If you’re reading this and you have a question, a suggestion and/or constructive criticism of the language, I recommend raising an issue on the GitHub repository and I’ll do my best to respond promptly; at some point I’ll probably set up a better system for discussion/questions (I’m thinking about a forum on the Loci website).

Locic Website is now documentation

So after much consideration I’ve just gone ahead and replaced the Loci website with the compiler’s own generated HTML documentation. This is after the realisation that since Sphinx and reStructured Text are such amazingly convenient tools I’ve ended up writing a huge amount about the language and the compiler. The original website used WordPress and it was tedious to update both the website and the documentation. Also with a bit of theming the Locic documentation actually looks really good.

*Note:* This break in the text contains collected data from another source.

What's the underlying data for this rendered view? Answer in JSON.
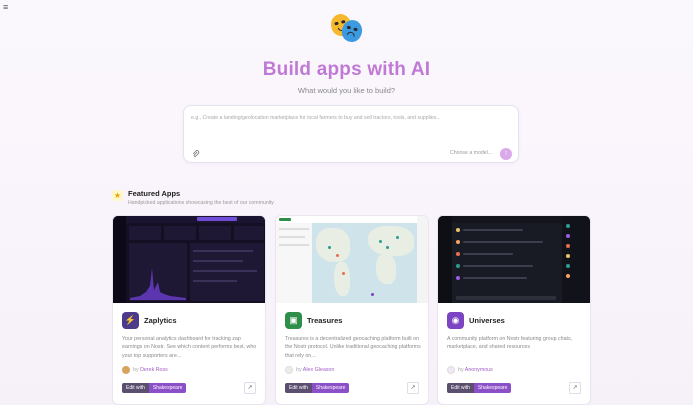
{
  "hero": {
    "title": "Build apps with AI",
    "subtitle": "What would you like to build?"
  },
  "prompt": {
    "placeholder": "e.g., Create a landing/geolocation marketplace for local farmers to buy and sell tractors, tools, and supplies...",
    "model_label": "Choose a model...",
    "attach_icon": "paperclip-icon",
    "send_icon": "arrow-up-icon"
  },
  "featured": {
    "title": "Featured Apps",
    "subtitle": "Handpicked applications showcasing the best of our community",
    "icon": "star-icon"
  },
  "apps": [
    {
      "name": "Zaplytics",
      "icon": "bolt-icon",
      "icon_color": "#4c3b8c",
      "description": "Your personal analytics dashboard for tracking zap earnings on Nostr. See which content performs best, who your top supporters are...",
      "by": "by",
      "author": "Derek Ross",
      "edit_label": "Edit with",
      "edit_tool": "Shakespeare"
    },
    {
      "name": "Treasures",
      "icon": "treasure-chest-icon",
      "icon_color": "#2f8f4a",
      "description": "Treasures is a decentralized geocaching platform built on the Nostr protocol. Unlike traditional geocaching platforms that rely on...",
      "by": "by",
      "author": "Alex Gleason",
      "edit_label": "Edit with",
      "edit_tool": "Shakespeare"
    },
    {
      "name": "Universes",
      "icon": "planet-icon",
      "icon_color": "#7a44c2",
      "description": "A community platform on Nostr featuring group chats, marketplace, and shared resources",
      "by": "by",
      "author": "Anonymous",
      "edit_label": "Edit with",
      "edit_tool": "Shakespeare"
    }
  ],
  "colors": {
    "accent": "#c07ad6",
    "button_purple": "#8b4fc7"
  }
}
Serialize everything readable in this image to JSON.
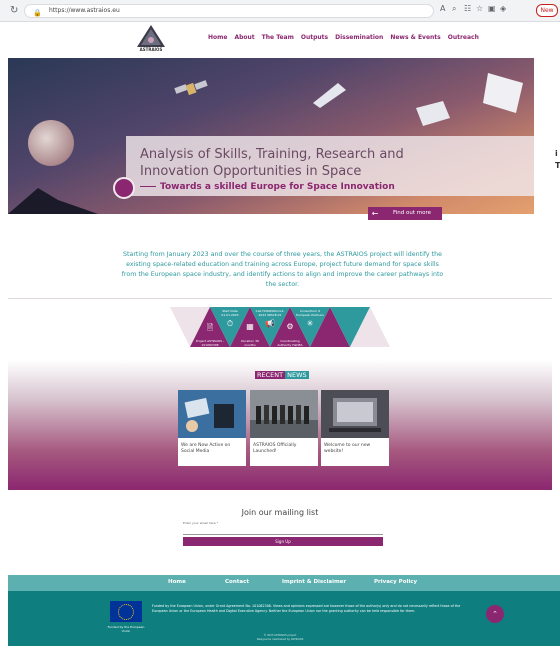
{
  "browser": {
    "url": "https://www.astraios.eu",
    "new_label": "New"
  },
  "header": {
    "logo_text": "ASTRAIOS",
    "menu": [
      "Home",
      "About",
      "The Team",
      "Outputs",
      "Dissemination",
      "News & Events",
      "Outreach"
    ]
  },
  "hero": {
    "title": "Analysis of Skills, Training, Research and Innovation Opportunities in Space",
    "subtitle": "Towards a skilled Europe for Space Innovation",
    "button": "Find out more",
    "edge_text_1": "i",
    "edge_text_2": "T"
  },
  "intro": {
    "text": "Starting from January 2023 and over the course of three years, the ASTRAIOS project will identify the existing space-related education and training across Europe, project future demand for space skills from the European space industry, and identify actions to align and improve the career pathways into the sector."
  },
  "triangles": [
    {
      "label": "Project ASTRAIOS - 101082308",
      "icon": "document-icon"
    },
    {
      "label": "Start Date 01.01.2023",
      "icon": "stopwatch-icon"
    },
    {
      "label": "Duration 36 months",
      "icon": "calendar-icon"
    },
    {
      "label": "Call HORIZON-CL4-2022 SPACE-01",
      "icon": "megaphone-icon"
    },
    {
      "label": "Coordinating Authority HaDEA",
      "icon": "gear-icon"
    },
    {
      "label": "Consortium 9 European Partners",
      "icon": "network-icon"
    }
  ],
  "news": {
    "heading_a": "RECENT",
    "heading_b": "NEWS",
    "cards": [
      {
        "title": "We are Now Active on Social Media"
      },
      {
        "title": "ASTRAIOS Officially Launched!"
      },
      {
        "title": "Welcome to our new website!"
      }
    ]
  },
  "mailing": {
    "title": "Join our mailing list",
    "label": "Enter your email here *",
    "button": "Sign Up"
  },
  "footer": {
    "nav": [
      "Home",
      "Contact",
      "Imprint & Disclaimer",
      "Privacy Policy"
    ],
    "eu_caption": "Funded by the European Union",
    "disclaimer": "Funded by the European Union, under Grant Agreement No. 101082308. Views and opinions expressed are however those of the author(s) only and do not necessarily reflect those of the European Union or the European Health and Digital Executive Agency. Neither the European Union nor the granting authority can be held responsible for them.",
    "copyright": "© 2023 ASTRAIOS project",
    "copyright_2": "Designed & maintained by ASTRAIOS"
  },
  "colors": {
    "brand": "#8b2770",
    "teal": "#2f9a9e",
    "footer": "#0e7e7e"
  }
}
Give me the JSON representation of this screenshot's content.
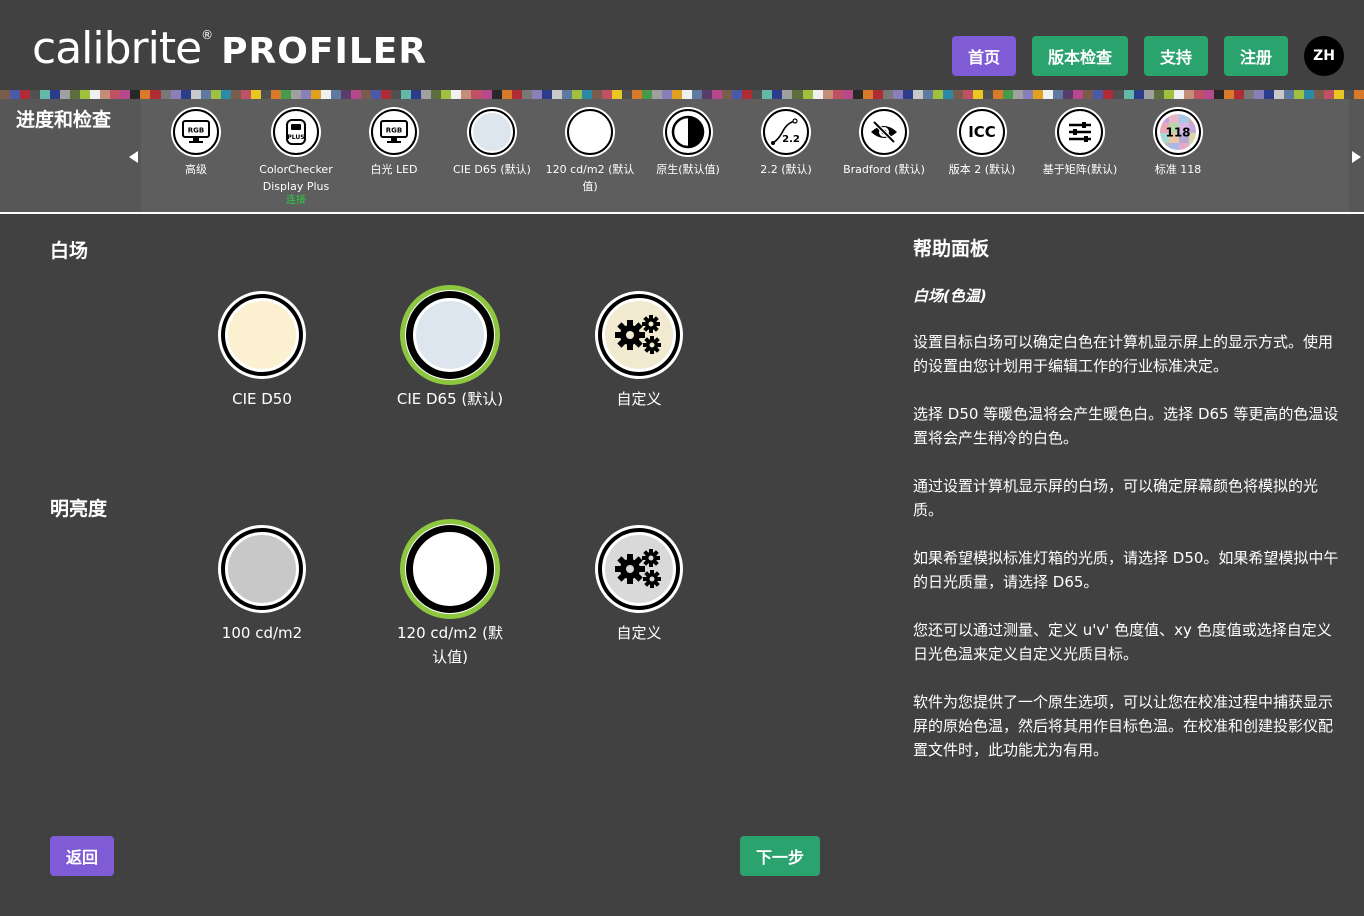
{
  "header": {
    "logo_main": "calibrite",
    "logo_reg": "®",
    "logo_product": "PROFILER",
    "nav": [
      {
        "label": "首页",
        "color": "#7f5bd5"
      },
      {
        "label": "版本检查",
        "color": "#2ba36e"
      },
      {
        "label": "支持",
        "color": "#2ba36e"
      },
      {
        "label": "注册",
        "color": "#2ba36e"
      }
    ],
    "language": "ZH"
  },
  "progress": {
    "title": "进度和检查",
    "steps": [
      {
        "label": "高级",
        "icon": "rgb-monitor-icon"
      },
      {
        "label": "ColorChecker Display Plus",
        "sub": "连接",
        "icon": "plus-device-icon"
      },
      {
        "label": "白光 LED",
        "icon": "rgb-monitor-icon"
      },
      {
        "label": "CIE D65 (默认)",
        "icon": "d65-swatch-icon"
      },
      {
        "label": "120 cd/m2 (默认值)",
        "icon": "white-swatch-icon"
      },
      {
        "label": "原生(默认值)",
        "icon": "half-contrast-icon"
      },
      {
        "label": "2.2 (默认)",
        "icon": "gamma-curve-icon"
      },
      {
        "label": "Bradford (默认)",
        "icon": "eye-hidden-icon"
      },
      {
        "label": "版本 2 (默认)",
        "icon": "icc-icon"
      },
      {
        "label": "基于矩阵(默认)",
        "icon": "sliders-icon"
      },
      {
        "label": "标准 118",
        "icon": "patch-118-icon"
      }
    ]
  },
  "whitepoint": {
    "title": "白场",
    "options": [
      {
        "label": "CIE D50",
        "swatch": "#fbf0d0",
        "selected": false
      },
      {
        "label": "CIE D65 (默认)",
        "swatch": "#dde6ee",
        "selected": true
      },
      {
        "label": "自定义",
        "swatch": "#f2ead0",
        "selected": false,
        "icon": "gears-icon"
      }
    ]
  },
  "luminance": {
    "title": "明亮度",
    "options": [
      {
        "label": "100 cd/m2",
        "swatch": "#c8c8c8",
        "selected": false
      },
      {
        "label": "120 cd/m2 (默认值)",
        "swatch": "#ffffff",
        "selected": true
      },
      {
        "label": "自定义",
        "swatch": "#d9d9d9",
        "selected": false,
        "icon": "gears-icon"
      }
    ]
  },
  "help": {
    "title": "帮助面板",
    "subtitle": "白场(色温)",
    "paragraphs": [
      "设置目标白场可以确定白色在计算机显示屏上的显示方式。使用的设置由您计划用于编辑工作的行业标准决定。",
      "选择 D50 等暖色温将会产生暖色白。选择 D65 等更高的色温设置将会产生稍冷的白色。",
      "通过设置计算机显示屏的白场，可以确定屏幕颜色将模拟的光质。",
      "如果希望模拟标准灯箱的光质，请选择 D50。如果希望模拟中午的日光质量，请选择 D65。",
      "您还可以通过测量、定义 u'v' 色度值、xy 色度值或选择自定义日光色温来定义自定义光质目标。",
      "软件为您提供了一个原生选项，可以让您在校准过程中捕获显示屏的原始色温，然后将其用作目标色温。在校准和创建投影仪配置文件时，此功能尤为有用。"
    ]
  },
  "footer": {
    "back_label": "返回",
    "next_label": "下一步"
  },
  "colors": {
    "background": "#414141",
    "accent_purple": "#7f5bd5",
    "accent_green": "#2ba36e",
    "selected_ring": "#8dc63f"
  }
}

Hopefully this means anyone discovering the website will be able to get a clear idea of the language by just visiting the website; it’s obviously tedious to actually get the compiler source and to build the documentation from source.

Right now the documentation is mostly up-to-date. There are a few sections that are ahead of the implementation (!), so that should probably be fixed. For example, there’s a section about exception specifications but they don’t actually exist in the compiler. Fortunately the features affected tend to be fairly small and so unlikely to affect users. Realistically the main issues from a user’s point of view are platform support, standard library development (I’ve already done loads on this and actively adding more functionality) and easier integration with C and development tools.